Nous avons pris le train, pour ce court trajet, à cause de ma malle qui pèse lourd.
J'avais un sac de dragées dans lequel, en route, je puisais à outrance, ce qui arrondissait d'étonnement les yeux de mes compagnes de route.
J'ai un estomac fait pour les dragées et rebelle aux côtelettes et aux beefsteacks.
Mais, comme toute bonne chose a une fin, je vis à la fois le fond de mon sac et le terme de mon voyage.
Vite, une voiture où nous jetons ma malle et Nanie mal réveillée!
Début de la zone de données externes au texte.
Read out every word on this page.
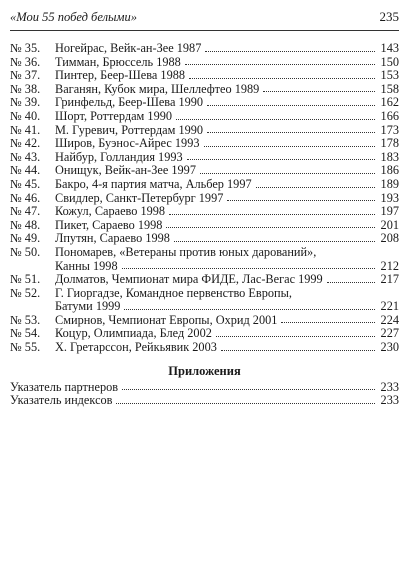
«Мои 55 побед белыми»	235
№ 35.	Ногейрас, Вейк-ан-Зее 1987	143
№ 36.	Тимман, Брюссель 1988	150
№ 37.	Пинтер, Беер-Шева 1988	153
№ 38.	Ваганян, Кубок мира, Шеллефтео 1989	158
№ 39.	Гринфельд, Беер-Шева 1990	162
№ 40.	Шорт, Роттердам 1990	166
№ 41.	М. Гуревич, Роттердам 1990	173
№ 42.	Широв, Буэнос-Айрес 1993	178
№ 43.	Найбур, Голландия 1993	183
№ 44.	Онищук, Вейк-ан-Зее 1997	186
№ 45.	Бакро, 4-я партия матча, Альбер 1997	189
№ 46.	Свидлер, Санкт-Петербург 1997	193
№ 47.	Кожул, Сараево 1998	197
№ 48.	Пикет, Сараево 1998	201
№ 49.	Лпутян, Сараево 1998	208
№ 50.	Пономарев, «Ветераны против юных дарований»,
Канны 1998	212
№ 51.	Долматов, Чемпионат мира ФИДЕ, Лас-Вегас 1999	217
№ 52.	Г. Гиоргадзе, Командное первенство Европы,
Батуми 1999	221
№ 53.	Смирнов, Чемпионат Европы, Охрид 2001	224
№ 54.	Коцур, Олимпиада, Блед 2002	227
№ 55.	Х. Гретарссон, Рейкьявик 2003	230
Приложения
Указатель партнеров	233
Указатель индексов	233
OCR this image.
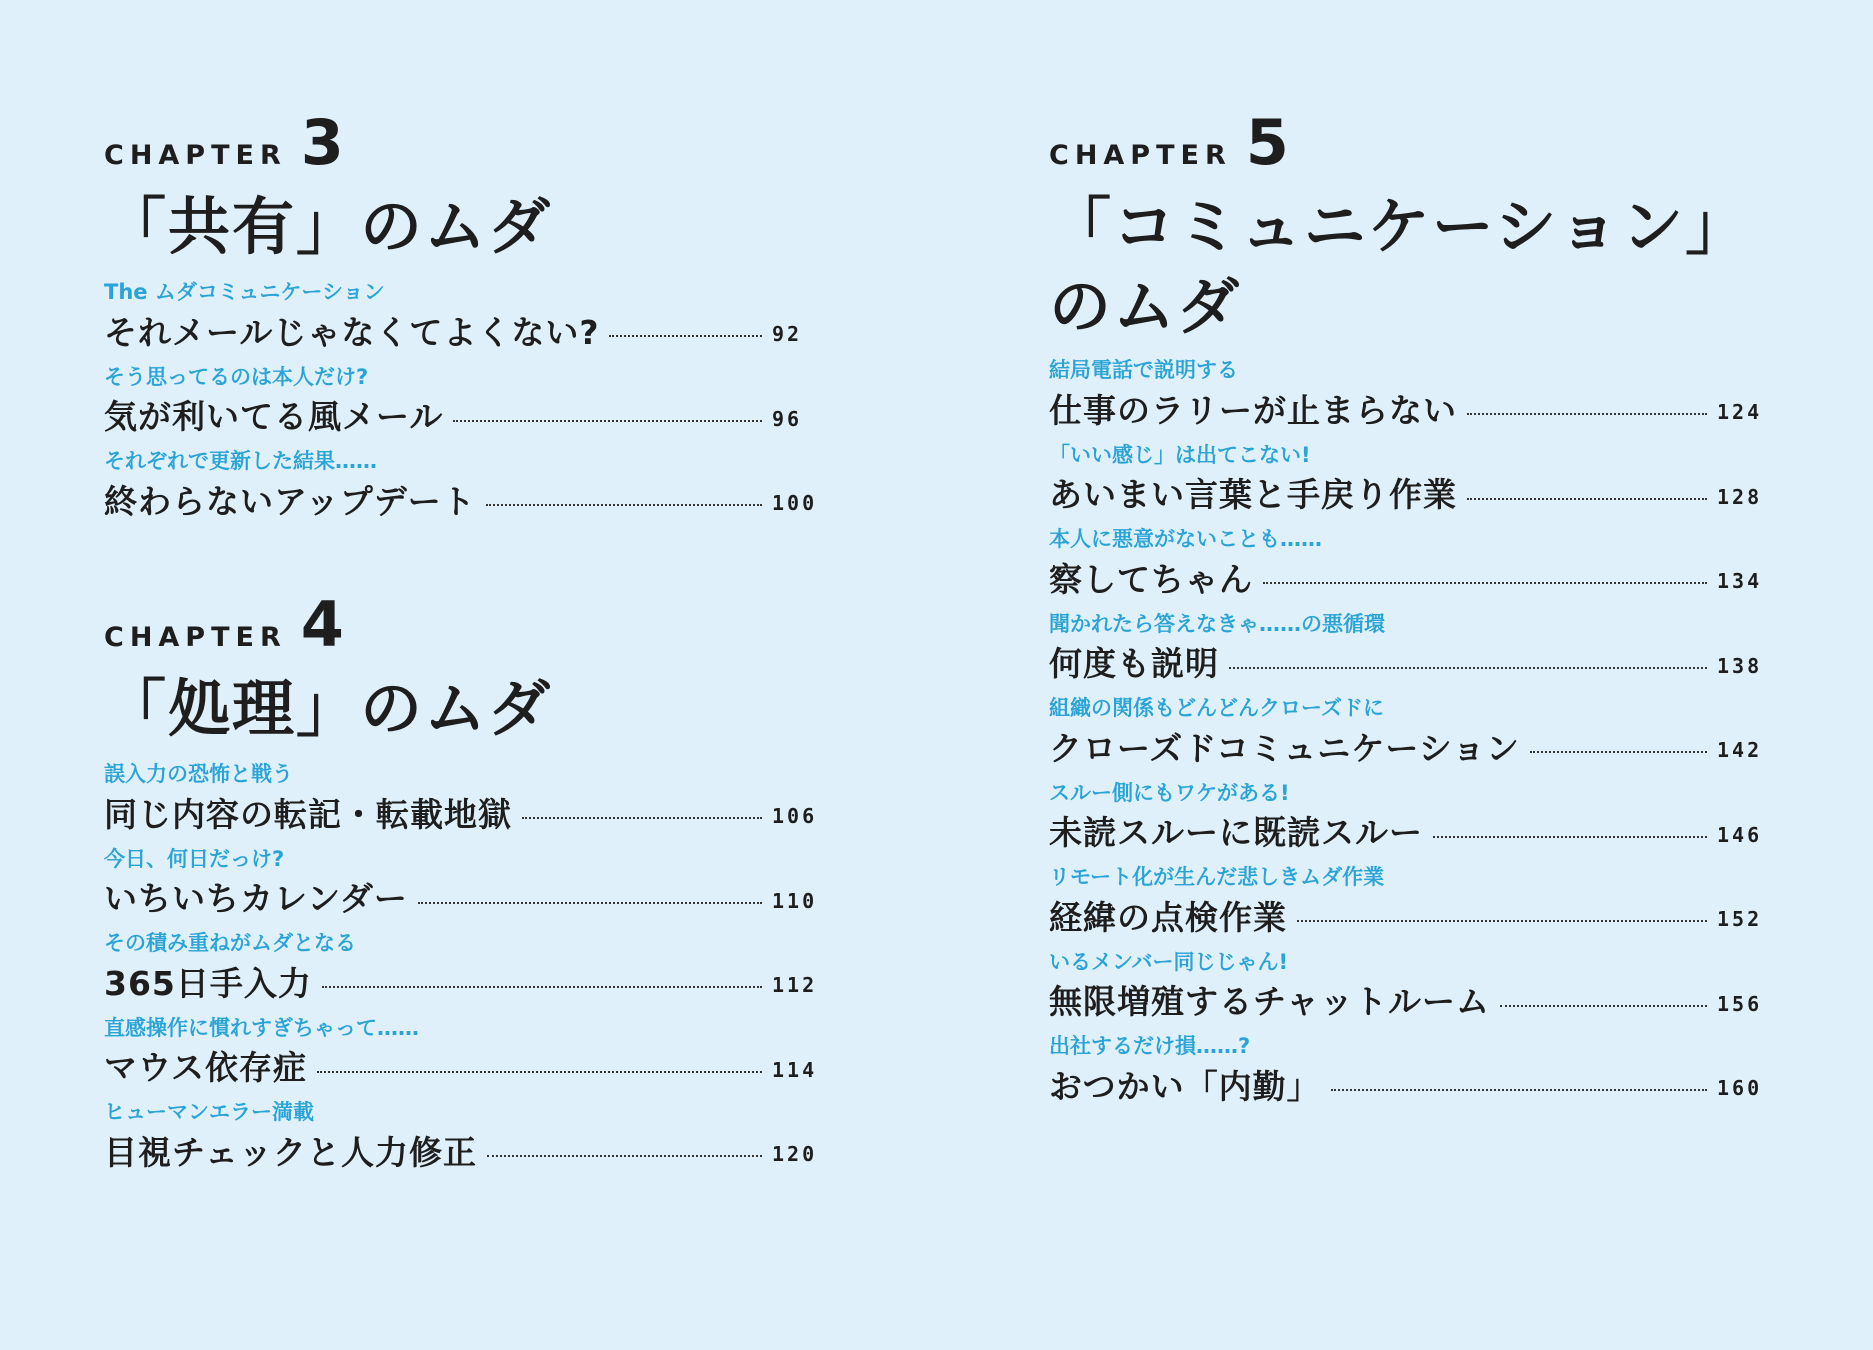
CHAPTER 3
「共有」のムダ
The ムダコミュニケーション
それメールじゃなくてよくない?	92
そう思ってるのは本人だけ?
気が利いてる風メール	96
それぞれで更新した結果……
終わらないアップデート	100
CHAPTER 4
「処理」のムダ
誤入力の恐怖と戦う
同じ内容の転記・転載地獄	106
今日、何日だっけ?
いちいちカレンダー	110
その積み重ねがムダとなる
365日手入力	112
直感操作に慣れすぎちゃって……
マウス依存症	114
ヒューマンエラー満載
目視チェックと人力修正	120
CHAPTER 5
「コミュニケーション」のムダ
結局電話で説明する
仕事のラリーが止まらない	124
「いい感じ」は出てこない!
あいまい言葉と手戻り作業	128
本人に悪意がないことも……
察してちゃん	134
聞かれたら答えなきゃ……の悪循環
何度も説明	138
組織の関係もどんどんクローズドに
クローズドコミュニケーション	142
スルー側にもワケがある!
未読スルーに既読スルー	146
リモート化が生んだ悲しきムダ作業
経緯の点検作業	152
いるメンバー同じじゃん!
無限増殖するチャットルーム	156
出社するだけ損……?
おつかい「内勤」	160
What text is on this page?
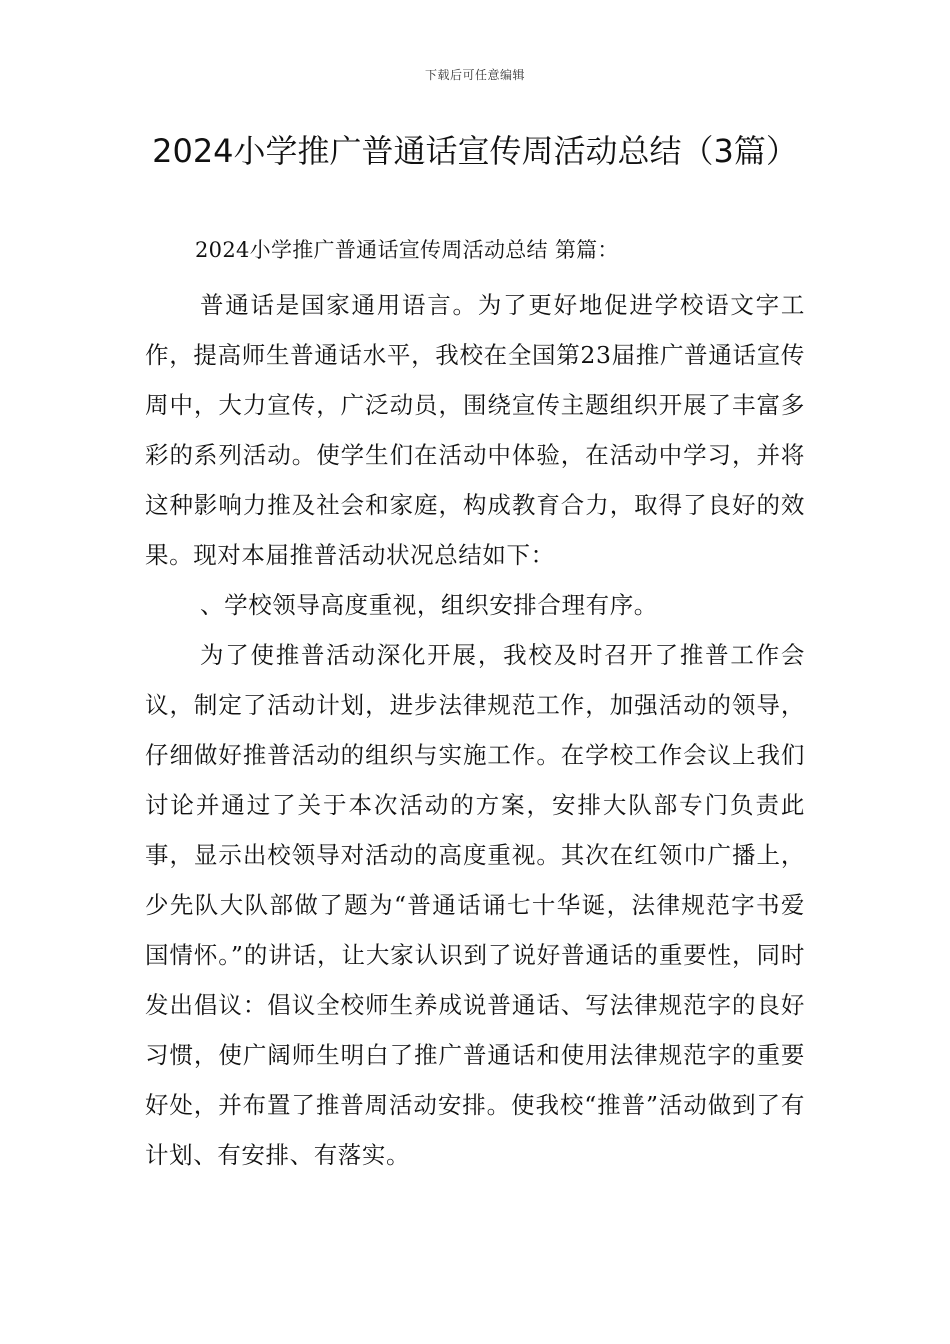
下载后可任意编辑
2024小学推广普通话宣传周活动总结（3篇）

2024小学推广普通话宣传周活动总结 第篇：

普通话是国家通用语言。为了更好地促进学校语文字工作，提高师生普通话水平，我校在全国第23届推广普通话宣传周中，大力宣传，广泛动员，围绕宣传主题组织开展了丰富多彩的系列活动。使学生们在活动中体验，在活动中学习，并将这种影响力推及社会和家庭，构成教育合力，取得了良好的效果。现对本届推普活动状况总结如下：

、学校领导高度重视，组织安排合理有序。

为了使推普活动深化开展，我校及时召开了推普工作会议，制定了活动计划，进步法律规范工作，加强活动的领导，仔细做好推普活动的组织与实施工作。在学校工作会议上我们讨论并通过了关于本次活动的方案，安排大队部专门负责此事，显示出校领导对活动的高度重视。其次在红领巾广播上，少先队大队部做了题为“普通话诵七十华诞，法律规范字书爱国情怀。”的讲话，让大家认识到了说好普通话的重要性，同时发出倡议：倡议全校师生养成说普通话、写法律规范字的良好习惯，使广阔师生明白了推广普通话和使用法律规范字的重要好处，并布置了推普周活动安排。使我校“推普”活动做到了有计划、有安排、有落实。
Et maintenant, le couvent: sonnerie éperdue à la porte qui met longtemps à s'ouvrir devant les profanes; non moins longue station au parloir où arrive la Révérende Mère, surprise de trouver devant elle une nouvelle recrue si piaffante.
Nanie, qui regardait la religieuse comme si la sainte femme devait me dévorer, se jeta sur moi en m'arrosant de ses larmes comme si j'allais être livrée aux bêtes féroces.
Puis, Mlle Odette d'Héristel n'étant plus une petite fille bonne à épeler ses lettres, on me conduisit incontinent dans ma "cellule" ou plutôt, dans le demi-alcôve qui abrite mon innocent repos; ensuite à la chapelle trop fraîche et trop jolie pour un mauvais sujet comme moi; enfin au jardin où s'ébattaient mes condisciples.
On est plus timide à seize ans qu'à huit. Mes contemporaines me regardèrent, les unes ouvertement, les autres en dessous, tout comme si j'étais une bête curieuse, échappée de l'arche.